Research Contributors

About Our Team

Cornell’s deep geothermal heat research team is composed of faculty, staff and graduate students across various disciplines, whose combined backgrounds and expertise support several collaborative projects. Follow the researcher’s personal websites to learn more about them. 

Jefferson W. Tester

Professor, Chemical and Biomolecular Engineering
University Chief Scientist for Earth Source Heat 
Tester is the Croll Professor of Sustainable Energy Systems and Chief Scientist for Earth Source Heat. His research focuses on improving the technical and economic performance of ESH reservoir and drilling systems.

Teresa E. Jordan

Professor, Earth and Atmospheric Sciences
Jordan’s Earth Source Heat research centers on documentation of geological materials and conditions below and around the Cornell campus.

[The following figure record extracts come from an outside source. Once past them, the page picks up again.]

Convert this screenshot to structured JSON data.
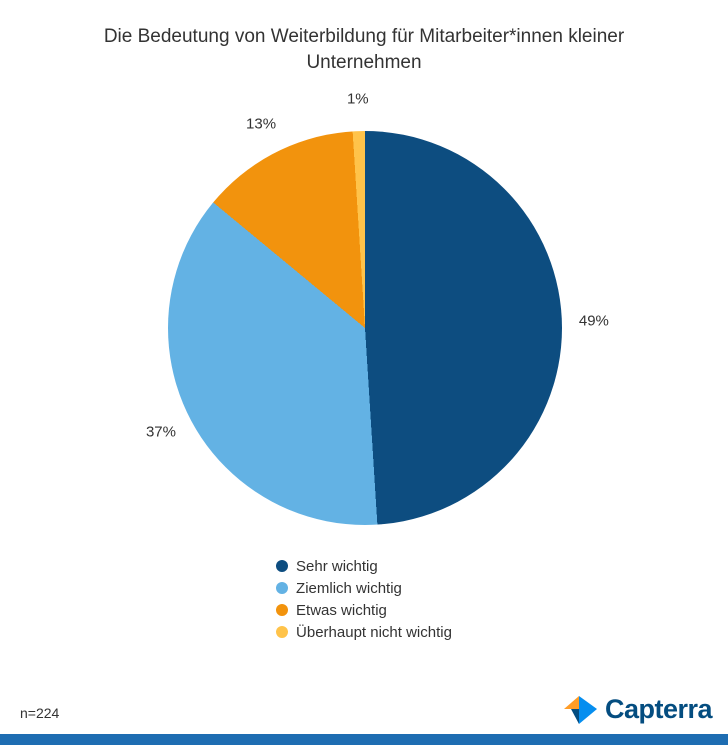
{
  "title": "Die Bedeutung von Weiterbildung für Mitarbeiter*innen kleiner Unternehmen",
  "footnote": "n=224",
  "brand": {
    "name": "Capterra",
    "text_color": "#044D80",
    "mark_orange": "#FF9D28",
    "mark_blue": "#068EEF",
    "mark_navy": "#044D80"
  },
  "footer_bar_color": "#1E6DB2",
  "chart_data": {
    "type": "pie",
    "title": "Die Bedeutung von Weiterbildung für Mitarbeiter*innen kleiner Unternehmen",
    "categories": [
      "Sehr wichtig",
      "Ziemlich wichtig",
      "Etwas wichtig",
      "Überhaupt nicht wichtig"
    ],
    "values": [
      49,
      37,
      13,
      1
    ],
    "labels": [
      "49%",
      "37%",
      "13%",
      "1%"
    ],
    "unit": "%",
    "colors": [
      "#0D4D80",
      "#63B2E4",
      "#F2930D",
      "#FFC34A"
    ],
    "start_angle_deg": 0,
    "direction": "clockwise",
    "legend_position": "bottom",
    "sample_note": "n=224"
  }
}
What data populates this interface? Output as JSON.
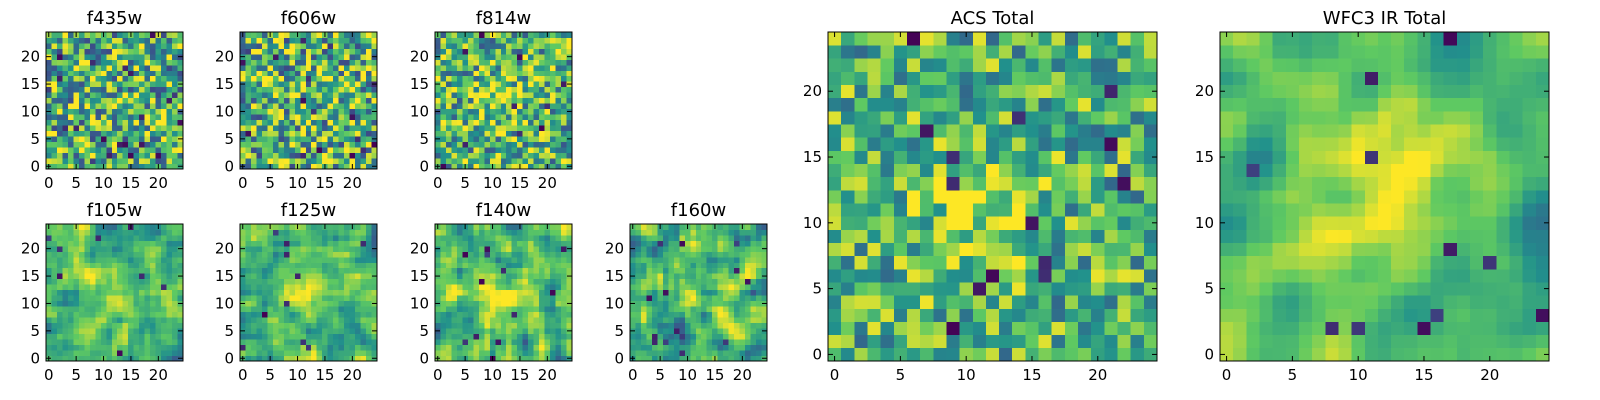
{
  "figure_title": "",
  "colormap": "viridis",
  "colormap_anchors": [
    "#440154",
    "#3b528b",
    "#21918c",
    "#5ec962",
    "#fde725"
  ],
  "chart_data": [
    {
      "type": "heatmap",
      "title": "f435w",
      "grid": [
        25,
        25
      ],
      "xlim": [
        0,
        24
      ],
      "ylim": [
        0,
        24
      ],
      "xticks": [
        "0",
        "5",
        "10",
        "15",
        "20"
      ],
      "yticks": [
        "0",
        "5",
        "10",
        "15",
        "20"
      ],
      "seed": 11,
      "smooth": 0,
      "noise": 0.95,
      "blob_center": [
        12,
        12
      ],
      "blob_strength": 0.05,
      "dark_spots": 22
    },
    {
      "type": "heatmap",
      "title": "f606w",
      "grid": [
        25,
        25
      ],
      "xlim": [
        0,
        24
      ],
      "ylim": [
        0,
        24
      ],
      "xticks": [
        "0",
        "5",
        "10",
        "15",
        "20"
      ],
      "yticks": [
        "0",
        "5",
        "10",
        "15",
        "20"
      ],
      "seed": 23,
      "smooth": 0,
      "noise": 0.95,
      "blob_center": [
        12,
        12
      ],
      "blob_strength": 0.05,
      "dark_spots": 18
    },
    {
      "type": "heatmap",
      "title": "f814w",
      "grid": [
        25,
        25
      ],
      "xlim": [
        0,
        24
      ],
      "ylim": [
        0,
        24
      ],
      "xticks": [
        "0",
        "5",
        "10",
        "15",
        "20"
      ],
      "yticks": [
        "0",
        "5",
        "10",
        "15",
        "20"
      ],
      "seed": 37,
      "smooth": 0,
      "noise": 0.85,
      "blob_center": [
        11,
        12
      ],
      "blob_strength": 0.35,
      "dark_spots": 10
    },
    {
      "type": "heatmap",
      "title": "f105w",
      "grid": [
        25,
        25
      ],
      "xlim": [
        0,
        24
      ],
      "ylim": [
        0,
        24
      ],
      "xticks": [
        "0",
        "5",
        "10",
        "15",
        "20"
      ],
      "yticks": [
        "0",
        "5",
        "10",
        "15",
        "20"
      ],
      "seed": 41,
      "smooth": 1,
      "noise": 0.8,
      "blob_center": [
        13,
        11
      ],
      "blob_strength": 0.45,
      "dark_spots": 8
    },
    {
      "type": "heatmap",
      "title": "f125w",
      "grid": [
        25,
        25
      ],
      "xlim": [
        0,
        24
      ],
      "ylim": [
        0,
        24
      ],
      "xticks": [
        "0",
        "5",
        "10",
        "15",
        "20"
      ],
      "yticks": [
        "0",
        "5",
        "10",
        "15",
        "20"
      ],
      "seed": 53,
      "smooth": 1,
      "noise": 0.8,
      "blob_center": [
        12,
        12
      ],
      "blob_strength": 0.45,
      "dark_spots": 10
    },
    {
      "type": "heatmap",
      "title": "f140w",
      "grid": [
        25,
        25
      ],
      "xlim": [
        0,
        24
      ],
      "ylim": [
        0,
        24
      ],
      "xticks": [
        "0",
        "5",
        "10",
        "15",
        "20"
      ],
      "yticks": [
        "0",
        "5",
        "10",
        "15",
        "20"
      ],
      "seed": 67,
      "smooth": 1,
      "noise": 0.85,
      "blob_center": [
        12,
        11
      ],
      "blob_strength": 0.35,
      "dark_spots": 12
    },
    {
      "type": "heatmap",
      "title": "f160w",
      "grid": [
        25,
        25
      ],
      "xlim": [
        0,
        24
      ],
      "ylim": [
        0,
        24
      ],
      "xticks": [
        "0",
        "5",
        "10",
        "15",
        "20"
      ],
      "yticks": [
        "0",
        "5",
        "10",
        "15",
        "20"
      ],
      "seed": 79,
      "smooth": 1,
      "noise": 0.85,
      "blob_center": [
        12,
        12
      ],
      "blob_strength": 0.3,
      "dark_spots": 14
    },
    {
      "type": "heatmap",
      "title": "ACS Total",
      "grid": [
        25,
        25
      ],
      "xlim": [
        0,
        24
      ],
      "ylim": [
        0,
        24
      ],
      "xticks": [
        "0",
        "5",
        "10",
        "15",
        "20"
      ],
      "yticks": [
        "0",
        "5",
        "10",
        "15",
        "20"
      ],
      "seed": 97,
      "smooth": 0,
      "noise": 0.7,
      "blob_center": [
        11,
        11
      ],
      "blob_strength": 0.45,
      "dark_spots": 14
    },
    {
      "type": "heatmap",
      "title": "WFC3 IR Total",
      "grid": [
        25,
        25
      ],
      "xlim": [
        0,
        24
      ],
      "ylim": [
        0,
        24
      ],
      "xticks": [
        "0",
        "5",
        "10",
        "15",
        "20"
      ],
      "yticks": [
        "0",
        "5",
        "10",
        "15",
        "20"
      ],
      "seed": 113,
      "smooth": 2,
      "noise": 0.6,
      "blob_center": [
        12,
        12
      ],
      "blob_strength": 0.7,
      "dark_spots": 12
    }
  ]
}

She led a Play Fairway Analysis of the spatial variability of conditions favorable to direct use geothermal plays in the Appalachian Basin portions of New York, Pennsylvania and West Virginia.

Steve Beyers

University Facilities Staff
Beyers leads a small group of civil and environmental engineering professionals looking to bring sustainability to practical use at Cornell. He provides technical and project management support for the Earth Source Heating project. He has previously served as project manager for the original Climate Action Plan and has provided technical support for Cornell’s NYC Tech campus geothermal and solar projects, and the Combined Heat and Power project. 

J. Olaf Gustafson

University Facilities Staff
Gustafson is a geologist in the Civil & Environmental group within Facilities Engineering who is committed to supporting geothermal energy projects. He has been deeply involved with planning and execution of the NYC Tech campus geothermal heating and cooling system and the proposed Earth Source Heat deep geothermal project. He strives to promote greater collaboration between the academic research and facilities operations portions of the University.

Patrick Fulton

Assistant Professor, Earth & Atmospheric Sciences

Croll Sesquicentennial Fellow

Fulton’s work combines hydrogeology, thermal geophysics, and geomechanics to study hydrologic and thermal processes within faults and fracture zones. His research involves observation, quantitative analysis, and numerical modeling, and he has considerable experience with scientific drilling projects and borehole observatories both on land and offshore.

Nicolás Rangel Jurado

M.S. Graduate Program
First year graduate student Rangel Jurado brings geological and business training to graduate research in support of Earth Source Heat. His initial Cornell research focuses on better characterization of the potential reservoir rocks.

Adam Hawkins

Postdoctoral Fellow, Smith School of Chemical and Biomolecular Engineering
Hawkins’ research addresses problems related to predicting heat and reactive mass transport in porous media. He uses a combination of field tests, laboratory experiments, and computational models to understand how Earth’s subsurface can be utilized as a sustainable energy resource.


Larry D. Brown

Brown is the Sidney Kaufman Professor in Geophysics. His research focuses on the application of multichannel seismic reflection methods for the exploration of the continental lithosphere.


Koenraad Beckers

Energy Contractor

Chemical and Biomoloecular Engineering, Ph.D. ’16

Beckers focuses on renewable energy, including geothermal, solar and wind, energy efficiency and energy storage. A tool he developed for techno-economic analysis of electricity and heat production from geothermal reservoirs,  GEOPHIRES (GEOthermal energy for the Production of Heat and electricity (“IR”) Economically Simulated), was adopted by DOE for broad use. He is involved in CUBO to perform analyses of region-wide socio-economic models of deep direct use heating projects.

Lauren McLeod

Graduate Student
McLeod is a Ph.D. candidate in Physics, whose research focus is seismology. She has analyzed the seismic activity recorded during a one year deployment of seismometers, during 2015, in the region around Ithaca.


Matthew Pritchard

Professor, Earth and Atmospheric Sciences
Pritchard is a geophysicist who measures changes in the shape of the Earth using the satellite-based InSAR technique (among others) and develops models of the myriad natural and human processes that cause these changes including: earthquakes, volcanoes, groundwater, energy production, landslides, and glaciers.

Zach Katz photo

Zachary Katz

Undergraduate student

Katz uses data from Cornell’s CorNET21 seismic network to understand the background seismicity of Ithaca. His research focuses on determining the network’s capabilities and explaining what types of seismic activity are present. He hopes to use CorNET21 to monitor ESH geothermal drilling and operations.

Maia Zhang


Zhang worked with Zachary Katz, Professor Matthew Pritchard, Jane Suehy and Weston Geophysical to create a comprehensive report on the 2020 – 2021 CorNET21 data. Among other things, she examined event distribution, velocity models, and possible anthropogenic events with the goal of informing the public on accomplished work and future steps.